Is Sycamore barking up the wrong tree?

Private equity investors and competitors are either scratching their heads at Sycamore’s purchase of brick-and-mortar retailer Staples or see its founder Stefan Kaluzny as a 'brilliant inventive contrarian'.

The largest buyout so far this year, Sycamore's $6.9 billion take-private transaction of office supply retailer Staples, put the retail- and consumer-focused firm on the private equity map.

“It's a huge deal in a space that is obviously experiencing a paradigm shift,” said one fund of funds that is not an investor with Sycamore. “I don't get it.”

“He's a brilliant, inventive contrarian investor who's been terrifically successful,” said the founder of a New York-based consumer-focused firm, of his Sycamore counterpart Stefan Kaluzny.

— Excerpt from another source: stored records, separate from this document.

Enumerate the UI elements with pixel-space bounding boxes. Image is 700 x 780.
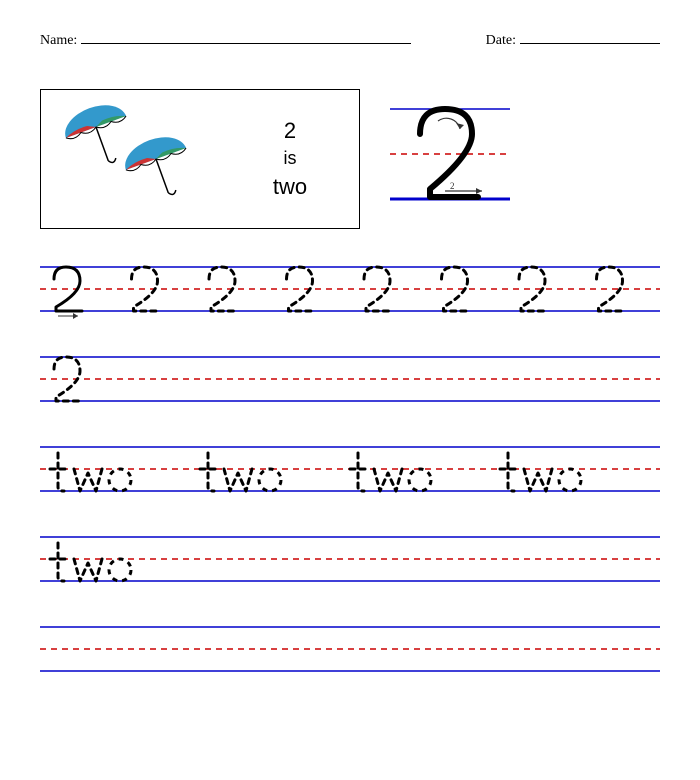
umbrellas-area [41, 89, 221, 229]
illustration-box: 2 is two [40, 89, 360, 229]
name-label: Name: [40, 33, 77, 49]
practice-row-4 [40, 529, 660, 589]
date-line[interactable] [520, 30, 660, 44]
umbrella-icon [41, 89, 221, 229]
date-label: Date: [486, 33, 516, 49]
worksheet-page: Name: Date: [0, 0, 700, 739]
date-field: Date: [486, 30, 660, 49]
illustration-text: 2 is two [221, 116, 359, 203]
name-line[interactable] [81, 30, 411, 44]
arrow-2-label: 2 [450, 181, 455, 191]
practice-row-2 [40, 349, 660, 409]
demo-numeral: 2 [390, 89, 510, 229]
practice-row-5 [40, 619, 660, 679]
top-section: 2 is two 2 [40, 89, 660, 229]
illustration-number: 2 [221, 116, 359, 147]
illustration-word: two [221, 172, 359, 203]
illustration-is: is [221, 146, 359, 171]
practice-row-1 [40, 259, 660, 319]
name-field: Name: [40, 30, 411, 49]
header-row: Name: Date: [40, 30, 660, 49]
practice-row-3 [40, 439, 660, 499]
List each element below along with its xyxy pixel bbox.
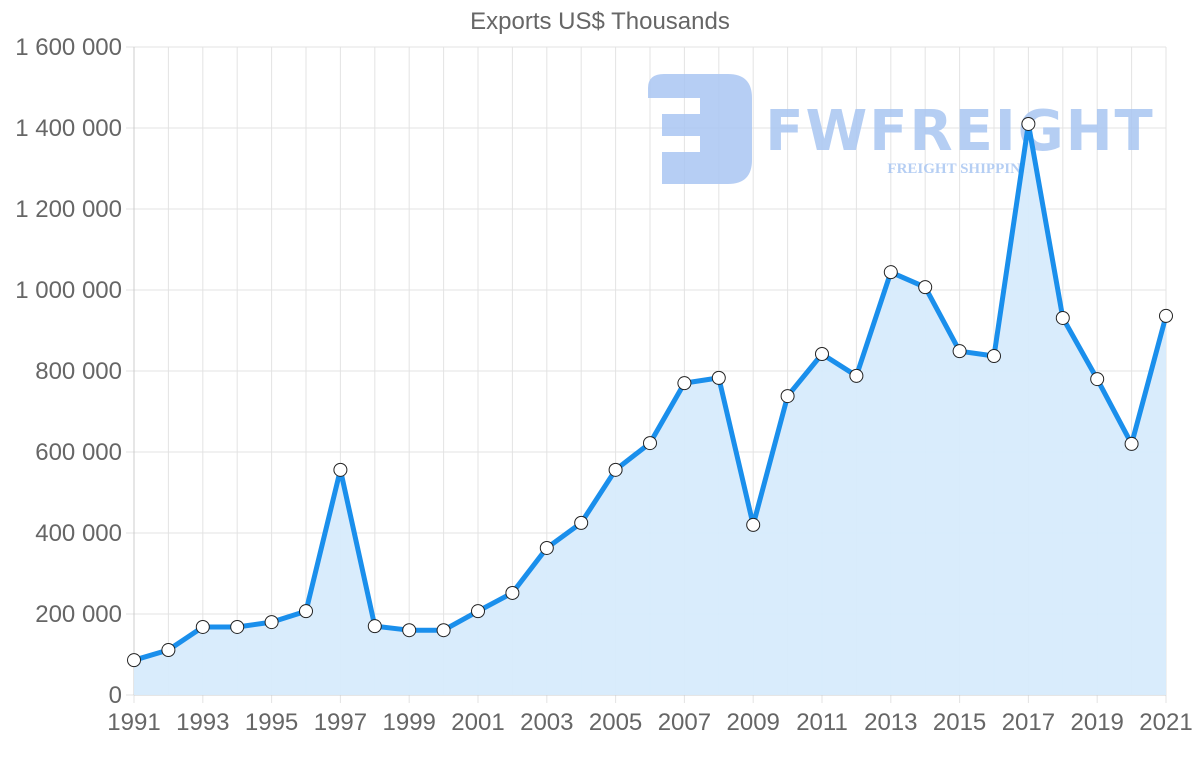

Kaluzny founded the New York-based firm in 2011 after leaving Golden Gate Capital, which focuses on several verticals including technology, industrials, financial services and retail and consumer. His first fund, Sycamore Partners, quickly closed on $1 billion ahead of its $750 million target. Sycamore Partners II closed on $2.5 billion in 2014.

Investors in the firm include Regents of the University of California, Allstate Investments, Virginia Retirement System, Lockheed Martin Pension Plan, and West Virginia Investment Management Board, according to a placement agent source familiar with the firm. The bulk of public pension plan money is in Fund II.

Fund I has performed very well for investors. As of 31 December, it had generated a 57.6 percent net internal rate of return and a 4x investment multiple, according to data from the Regents of the University of California. It is too early to tell how Fund II is performing.

Another fund of funds manager who did due diligence on Sycamore's first fund, but did not invest, said that “those numbers are mind-boggling”.

He added that the reason for passing was that Sycamore felt like a one-man band, with Kaluzny, who brought several other former investment professionals with him from San Francisco-based Golden Gate, running the show. For example, Peter Morrow, now managing director at Sycamore, came along with Kaluzny in 2011 after spending nearly a decade at Golden Gate.

“He's brash and doesn't lack confidence,” the fund of funds manager said. “They're pretty aggressive and this is in character with what they do,” he added regarding the Staples deal. “Stefan is an impressive guy but they're clearly a one-man band.”

At the same time, other people interviewed for this story noted that Sycamore is secretive, so it is difficult to paint a clear picture. The firm declined to comment.

Sycamore plans to split Staples into three components: US retail, Canadian retail and corporate-supply units, according to the Wall Street Journal.

This is the strategy it employed with retail conglomerate Jones Group, which it bought for $2.2 billion in 2014, and broke into pieces to be sold separately. According to Sycamore's website, the firm has 16 portfolio companies, including four already exited.

The chief executive of another private equity firm focused on the consumer sector said that Sycamore has made and continues to make a “massive bet on the brick-and-mortar retail sector, which, at best, might currently be characterised as counter-intuitive.”

He added, “Good leadership, good firm, but questions remain as to whether their investment strategy will play out with all of the transition in retail at the moment.”